Audience Question: How did you establish the funding to create a program, staff positions, and supplies? 

Robert Barnett:  One of the ways that the program came about was that we have a really big project here called the I Swore (?) project that actually is so large that it took a joint-venture of three different construction companies. I believe in that they have some small meeting with the college letting them know that they were kind of missing this piece. They didn’t have the workforce; they didn’t have this and that. From there it all started to really.  A lot of the tools when we started were donated from some of the local construction companies because they actually had that in hand. And then the funding came from you know, we knew that we have extra money and the welfare fund. So you know we kind of know what to do with it. There’s money there and there’s a lot of options to do with it. What can we do that will make the biggest impact? In terms of staff, what we did was we actually had one officer assigned to two different shifts so one shift on weekend and we have the other ones come on to the assigned program. From my understanding, the funding was just re-allocated. It goes back to a commitment from the administration. You don’t just need the money. You have to have your administration. If you’re inmate programs you have to have money pulled over from the security part because you have to fund an officer because without an officer the class will not work. So you got to have all three parts of it. But yeah, they hold the money over to fund that. The class itself came from the welfare fund and a lot of the tools initially were donated from construction companies. I can say right now we’re actually in the process of trying to implement a masonry program and we’ve already heard of numerous organizations saying, “Oh, we will donate this and that just to get you going. We’re surprised by it. It’s neat once the community learned about what you’re doing and different people that are willing to help you.

 

 

Audience Question: Once the program got started, did word of it get out to other inmates who were not participating and what was their reaction? 

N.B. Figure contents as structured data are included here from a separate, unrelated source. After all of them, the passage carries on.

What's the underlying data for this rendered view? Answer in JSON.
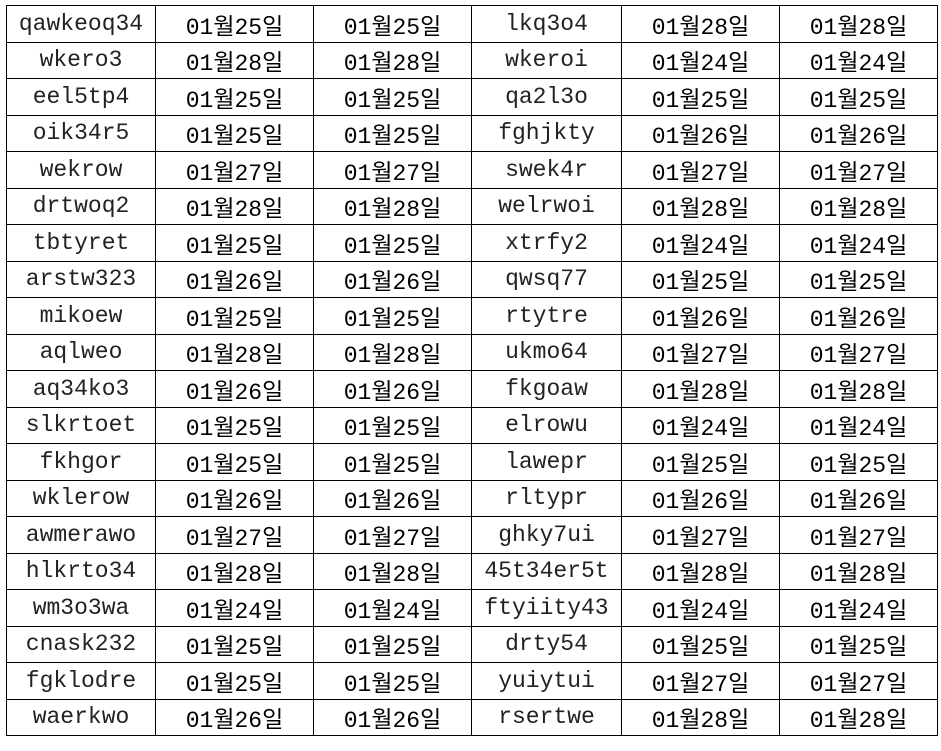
{
  "rows": [
    [
      "qawkeoq34",
      "01월25일",
      "01월25일",
      "lkq3o4",
      "01월28일",
      "01월28일"
    ],
    [
      "wkero3",
      "01월28일",
      "01월28일",
      "wkeroi",
      "01월24일",
      "01월24일"
    ],
    [
      "eel5tp4",
      "01월25일",
      "01월25일",
      "qa2l3o",
      "01월25일",
      "01월25일"
    ],
    [
      "oik34r5",
      "01월25일",
      "01월25일",
      "fghjkty",
      "01월26일",
      "01월26일"
    ],
    [
      "wekrow",
      "01월27일",
      "01월27일",
      "swek4r",
      "01월27일",
      "01월27일"
    ],
    [
      "drtwoq2",
      "01월28일",
      "01월28일",
      "welrwoi",
      "01월28일",
      "01월28일"
    ],
    [
      "tbtyret",
      "01월25일",
      "01월25일",
      "xtrfy2",
      "01월24일",
      "01월24일"
    ],
    [
      "arstw323",
      "01월26일",
      "01월26일",
      "qwsq77",
      "01월25일",
      "01월25일"
    ],
    [
      "mikoew",
      "01월25일",
      "01월25일",
      "rtytre",
      "01월26일",
      "01월26일"
    ],
    [
      "aqlweo",
      "01월28일",
      "01월28일",
      "ukmo64",
      "01월27일",
      "01월27일"
    ],
    [
      "aq34ko3",
      "01월26일",
      "01월26일",
      "fkgoaw",
      "01월28일",
      "01월28일"
    ],
    [
      "slkrtoet",
      "01월25일",
      "01월25일",
      "elrowu",
      "01월24일",
      "01월24일"
    ],
    [
      "fkhgor",
      "01월25일",
      "01월25일",
      "lawepr",
      "01월25일",
      "01월25일"
    ],
    [
      "wklerow",
      "01월26일",
      "01월26일",
      "rltypr",
      "01월26일",
      "01월26일"
    ],
    [
      "awmerawo",
      "01월27일",
      "01월27일",
      "ghky7ui",
      "01월27일",
      "01월27일"
    ],
    [
      "hlkrto34",
      "01월28일",
      "01월28일",
      "45t34er5t",
      "01월28일",
      "01월28일"
    ],
    [
      "wm3o3wa",
      "01월24일",
      "01월24일",
      "ftyiity43",
      "01월24일",
      "01월24일"
    ],
    [
      "cnask232",
      "01월25일",
      "01월25일",
      "drty54",
      "01월25일",
      "01월25일"
    ],
    [
      "fgklodre",
      "01월25일",
      "01월25일",
      "yuiytui",
      "01월27일",
      "01월27일"
    ],
    [
      "waerkwo",
      "01월26일",
      "01월26일",
      "rsertwe",
      "01월28일",
      "01월28일"
    ]
  ]
}
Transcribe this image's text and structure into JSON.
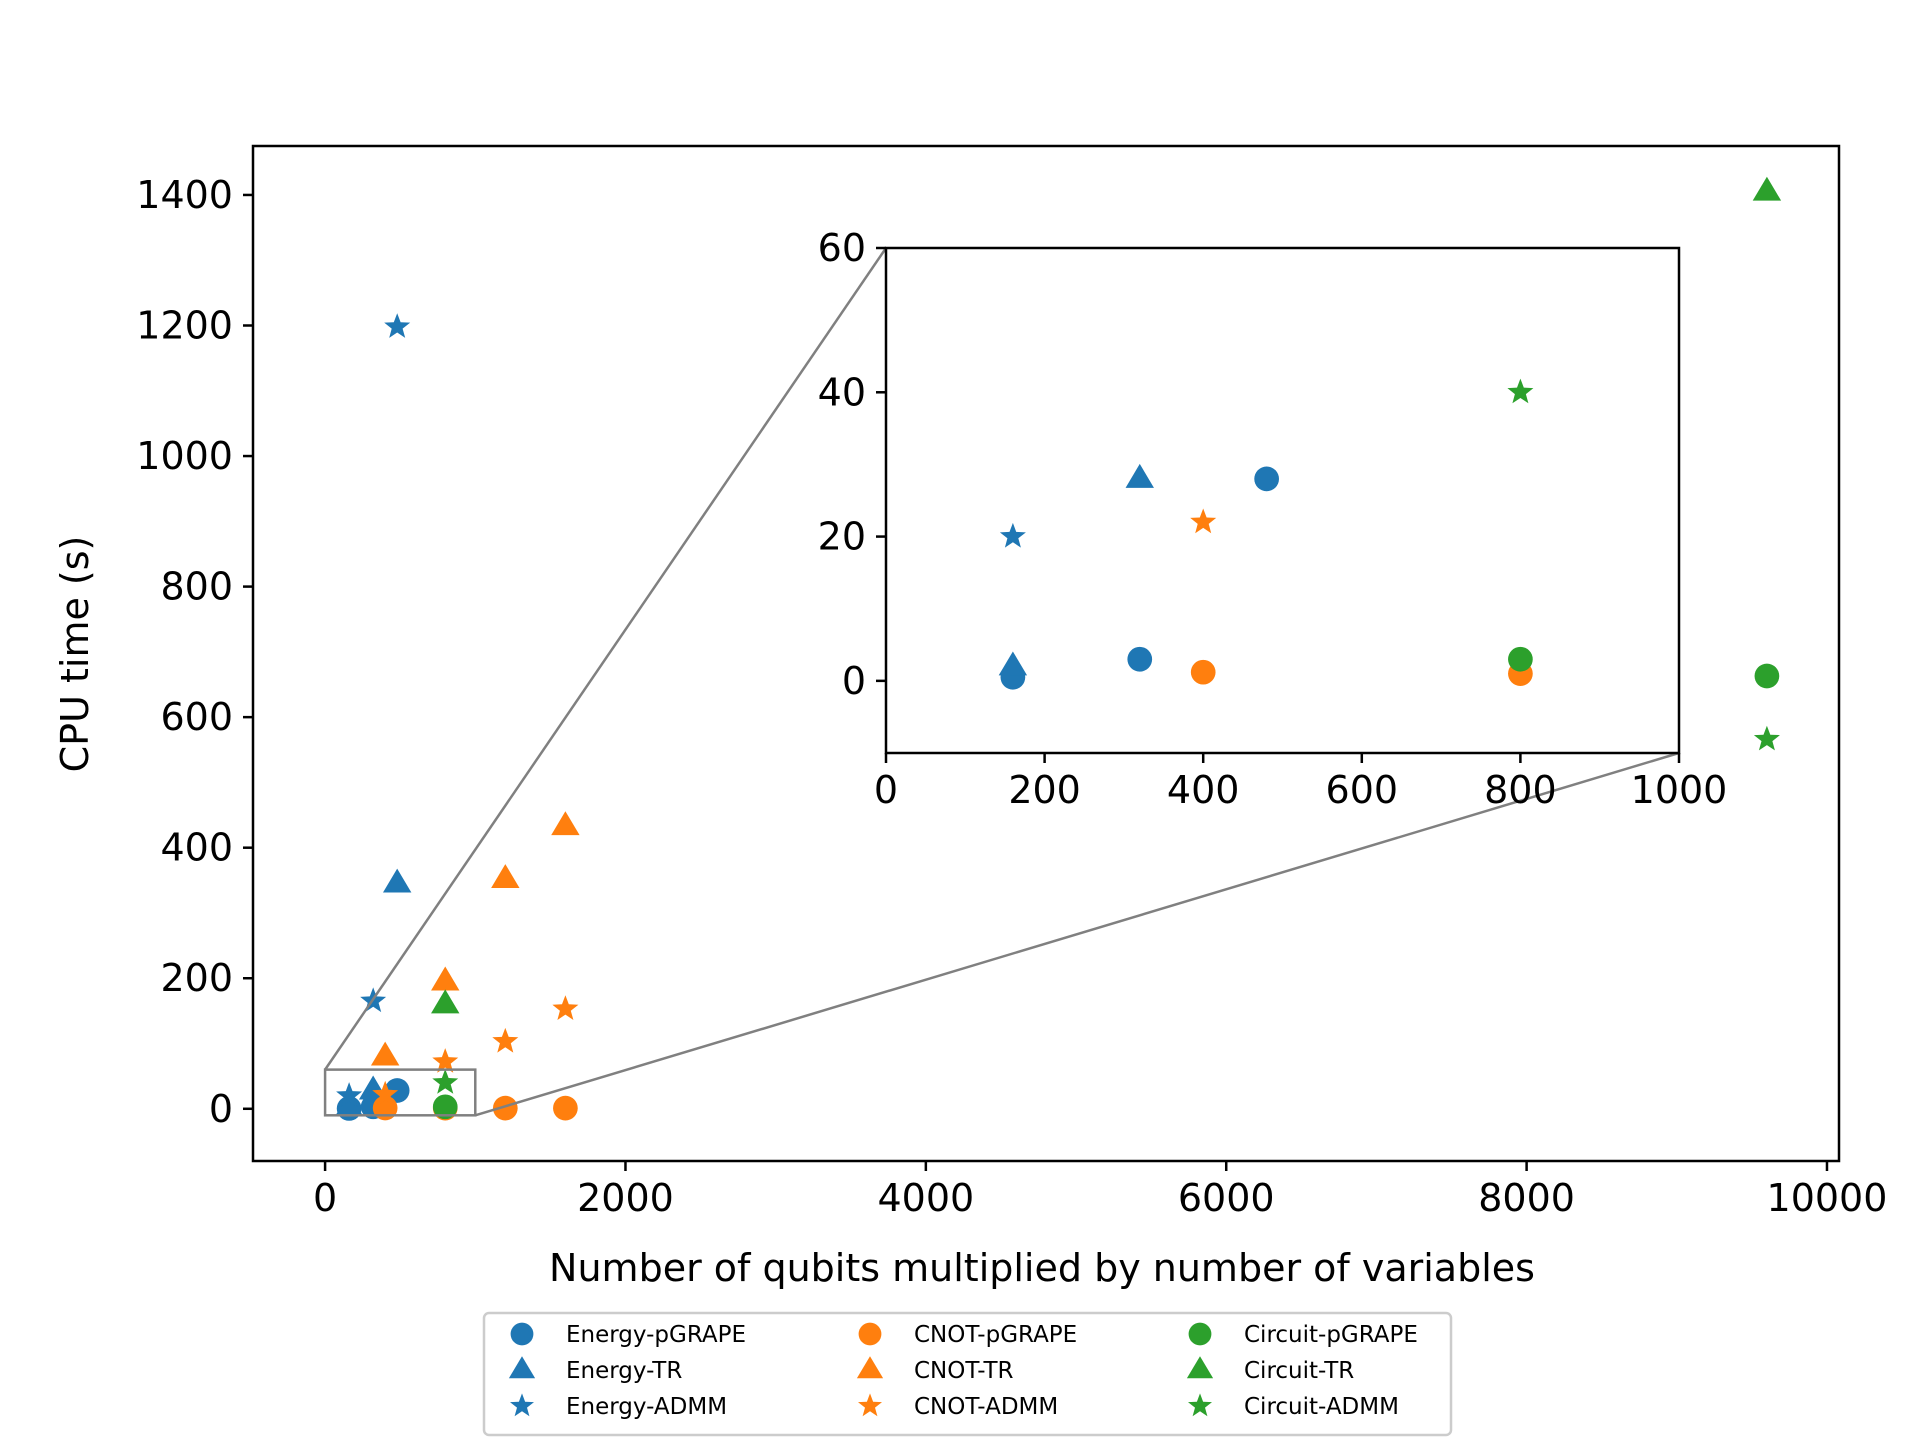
{
  "chart_data": {
    "type": "scatter",
    "title": "",
    "xlabel": "Number of qubits multiplied by number of variables",
    "ylabel": "CPU time (s)",
    "xlim": [
      -480,
      10080
    ],
    "ylim": [
      -80,
      1475
    ],
    "xticks": [
      "0",
      "2000",
      "4000",
      "6000",
      "8000",
      "10000"
    ],
    "yticks": [
      "0",
      "200",
      "400",
      "600",
      "800",
      "1000",
      "1200",
      "1400"
    ],
    "grid": false,
    "legend_position": "below plot",
    "series": [
      {
        "name": "Energy-pGRAPE",
        "color": "#1f77b4",
        "marker": "circle",
        "points": [
          [
            160,
            0.5
          ],
          [
            320,
            3
          ],
          [
            480,
            28
          ]
        ]
      },
      {
        "name": "Energy-TR",
        "color": "#1f77b4",
        "marker": "triangle",
        "points": [
          [
            160,
            2
          ],
          [
            320,
            28
          ],
          [
            480,
            345
          ]
        ]
      },
      {
        "name": "Energy-ADMM",
        "color": "#1f77b4",
        "marker": "star",
        "points": [
          [
            160,
            20
          ],
          [
            320,
            165
          ],
          [
            480,
            1198
          ]
        ]
      },
      {
        "name": "CNOT-pGRAPE",
        "color": "#ff7f0e",
        "marker": "circle",
        "points": [
          [
            400,
            1.2
          ],
          [
            800,
            1
          ],
          [
            1200,
            1
          ],
          [
            1600,
            1
          ]
        ]
      },
      {
        "name": "CNOT-TR",
        "color": "#ff7f0e",
        "marker": "triangle",
        "points": [
          [
            400,
            80
          ],
          [
            800,
            195
          ],
          [
            1200,
            352
          ],
          [
            1600,
            433
          ]
        ]
      },
      {
        "name": "CNOT-ADMM",
        "color": "#ff7f0e",
        "marker": "star",
        "points": [
          [
            400,
            22
          ],
          [
            800,
            72
          ],
          [
            1200,
            103
          ],
          [
            1600,
            153
          ]
        ]
      },
      {
        "name": "Circuit-pGRAPE",
        "color": "#2ca02c",
        "marker": "circle",
        "points": [
          [
            800,
            3
          ],
          [
            9600,
            663
          ]
        ]
      },
      {
        "name": "Circuit-TR",
        "color": "#2ca02c",
        "marker": "triangle",
        "points": [
          [
            800,
            160
          ],
          [
            9600,
            1405
          ]
        ]
      },
      {
        "name": "Circuit-ADMM",
        "color": "#2ca02c",
        "marker": "star",
        "points": [
          [
            800,
            40
          ],
          [
            9600,
            566
          ]
        ]
      }
    ],
    "inset": {
      "xlim": [
        0,
        1000
      ],
      "ylim": [
        -10,
        60
      ],
      "xticks": [
        "0",
        "200",
        "400",
        "600",
        "800",
        "1000"
      ],
      "yticks": [
        "0",
        "20",
        "40",
        "60"
      ]
    }
  },
  "legend": {
    "col1": [
      "Energy-pGRAPE",
      "Energy-TR",
      "Energy-ADMM"
    ],
    "col2": [
      "CNOT-pGRAPE",
      "CNOT-TR",
      "CNOT-ADMM"
    ],
    "col3": [
      "Circuit-pGRAPE",
      "Circuit-TR",
      "Circuit-ADMM"
    ]
  }
}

Robert Barnett:  It did. That brings me to just an awesome story passing this talking about other inmates. Yes, it got out to them. I would say most programs if you have a GB (?) program (indiscernible 59:14). Now we don’t recruit at all for the construction programs. We get requests. We choose who are qualified and they go from there but the inmate that I would show you the picture in him and the picture of his baby. We actually found out from him recently. He actually was not in jail when he found out about the program. He was on the streets and at the time had an active warrant. He found out from one of his friends that were released from jail. I guess the new program was about to start and so what he did told us is he intentionally turned himself in because he knew the class that was about to start. He got sent in within a few weeks and got enough time for the program. So now we, you know the communication from inmates inside the jail and communications from inmates that were released so in other people in the community that were actually turning themselves in to come to jails and take the class.